DC’s Latest Approach to Encampments Impedes Efforts to End Homelessness

July 26, 2022

In September 2021, Mayor Bowser launched the CARE pilot program, an approach to tent encampments that paired many residents with housing while also displacing individuals at many large encampments. Miriam’s Kitchen has been proud to be part of targeted efforts to connect some of our most vulnerable neighbors to housing by supporting the portion of the CARE Pilot program that expedited the housing process for some residents. Because we believe the same urgency must be applied to all unhoused residents not just those in politically troublesome encampments, we continue to express our concern with certain aspects of DC’s approach towards encampments – namely the increased displacement and criminalization of encampment residents.

 

Though our advocacy was not successful in legislating a temporary stop to the harmful elements of this program, Mayor Bowser appears to have moved away from large, public closures to smaller encampment evictions through the establishment of “pedestrian-only zones,” a sanitized term for “no camping zones”. This year, DC has cleared over a dozen encampments. During June alone, Mayor Bowser created at least three “pedestrian-only zones” with at least two more scheduled for the immediate future. While these evictions and subsequent closures are not headline news like those that took place in NoMa (where a resident was bulldozed); or at New Jersey and O Streets last fall, they result in the same trauma, displacement, service disruption, and increased criminalization of survival. There may be rare instances where harm reduction approaches (such as restroom and hand-washing stations, fire prevention, and bulk trash pick-ups) may not be sufficient. However, the current status quo of closures and displacement is neither humane nor effective.

 

The Miriam’s Kitchen (MK) street outreach team covers the largest geographic area out of the three outreach teams in DC. Additionally, this team works to build relationships with people living outside while connecting them to housing and other services. These dedicated front-line workers continually tell us the focus on encampment removal makes their already difficult job even harder. We must listen to them. Below are a few quick facts that support this claim.

 

  • DC’s continued focus on removing encampments harms our unhoused neighbors and makes it harder for our homeless street outreach teams to do our jobs and end homelessness.
  • Encampment evictions are wasteful and harmful all year round and are especially dangerous in DC’s brutal summer heat.
  • The actions of non-DC governmental actors, such as the National Parks Service and local businesses (link), continue displacing unhoused people from one location to another. Our outreach teams see first-hand that many residents of the recently closed Union Station Encampment either moved to other federal parks or to DC land.

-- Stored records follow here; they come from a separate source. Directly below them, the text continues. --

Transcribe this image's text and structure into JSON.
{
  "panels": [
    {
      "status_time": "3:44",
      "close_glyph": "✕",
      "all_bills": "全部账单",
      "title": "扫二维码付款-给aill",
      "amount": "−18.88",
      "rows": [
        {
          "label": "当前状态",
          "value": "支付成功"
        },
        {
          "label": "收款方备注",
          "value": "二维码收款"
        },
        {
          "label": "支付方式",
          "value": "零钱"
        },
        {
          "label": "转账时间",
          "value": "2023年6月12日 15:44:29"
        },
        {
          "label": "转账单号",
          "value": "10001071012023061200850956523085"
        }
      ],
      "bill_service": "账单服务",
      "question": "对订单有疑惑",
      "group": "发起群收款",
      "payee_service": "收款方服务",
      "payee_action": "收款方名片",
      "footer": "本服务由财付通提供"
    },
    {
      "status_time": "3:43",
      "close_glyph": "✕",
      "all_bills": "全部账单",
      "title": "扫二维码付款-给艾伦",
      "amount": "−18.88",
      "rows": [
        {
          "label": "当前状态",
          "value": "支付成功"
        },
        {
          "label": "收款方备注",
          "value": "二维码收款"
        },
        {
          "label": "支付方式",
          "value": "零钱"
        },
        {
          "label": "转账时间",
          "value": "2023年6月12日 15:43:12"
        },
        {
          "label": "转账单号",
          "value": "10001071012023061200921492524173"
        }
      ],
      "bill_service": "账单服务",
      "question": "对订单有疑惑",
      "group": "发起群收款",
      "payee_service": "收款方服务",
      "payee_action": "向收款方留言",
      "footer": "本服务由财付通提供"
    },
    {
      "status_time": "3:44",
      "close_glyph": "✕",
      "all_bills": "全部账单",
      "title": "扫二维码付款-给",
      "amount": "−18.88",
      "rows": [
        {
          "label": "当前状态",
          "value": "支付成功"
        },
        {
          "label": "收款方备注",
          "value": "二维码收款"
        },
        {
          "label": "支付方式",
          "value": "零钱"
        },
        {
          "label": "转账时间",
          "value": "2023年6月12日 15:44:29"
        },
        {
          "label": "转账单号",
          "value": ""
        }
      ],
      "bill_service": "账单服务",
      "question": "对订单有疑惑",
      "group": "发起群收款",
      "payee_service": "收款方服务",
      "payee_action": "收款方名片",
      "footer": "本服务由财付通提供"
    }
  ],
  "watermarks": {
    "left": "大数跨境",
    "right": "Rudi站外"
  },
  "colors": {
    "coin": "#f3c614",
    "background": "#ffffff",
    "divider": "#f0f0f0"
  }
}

Evicting encampments does nothing to end homelessness, while furthering the criminalization and displacement of our neighbors. Removing the visible reality that DC has the highest per capita rate of homelessness in the country is not a sufficient solution, housing is.

 

Redirect resources away from encampment closures and towards ending homelessness

 

We all want DC to end homelessness. And we are excited to use the nearly 3,000 vouchers available to do just that. However, to end homelessness, DC must stop displacing encampments and instead focus on moving people into housing as quickly as possible. The massive energy and resources that both Department of Human Services and the Deputy Mayor for Health and Human Services use to remove encampments could be better spent implementing DC’s historic investments in housing vouchers, only 5% of which have been used to date. We can end homelessness for thousands of our neighbors, including those who live in encampments. To do so, we must focus our collective energy away from displacement and onto housing.

 

We dream, and actively work, for a world where nobody lives in tents or shelter. Our 38 years of experience working to end homelessness, our clinical expertise, and our deep relationships with our clients show us that housing, without artificial timelines or displacement, is the only way to get us to that reality.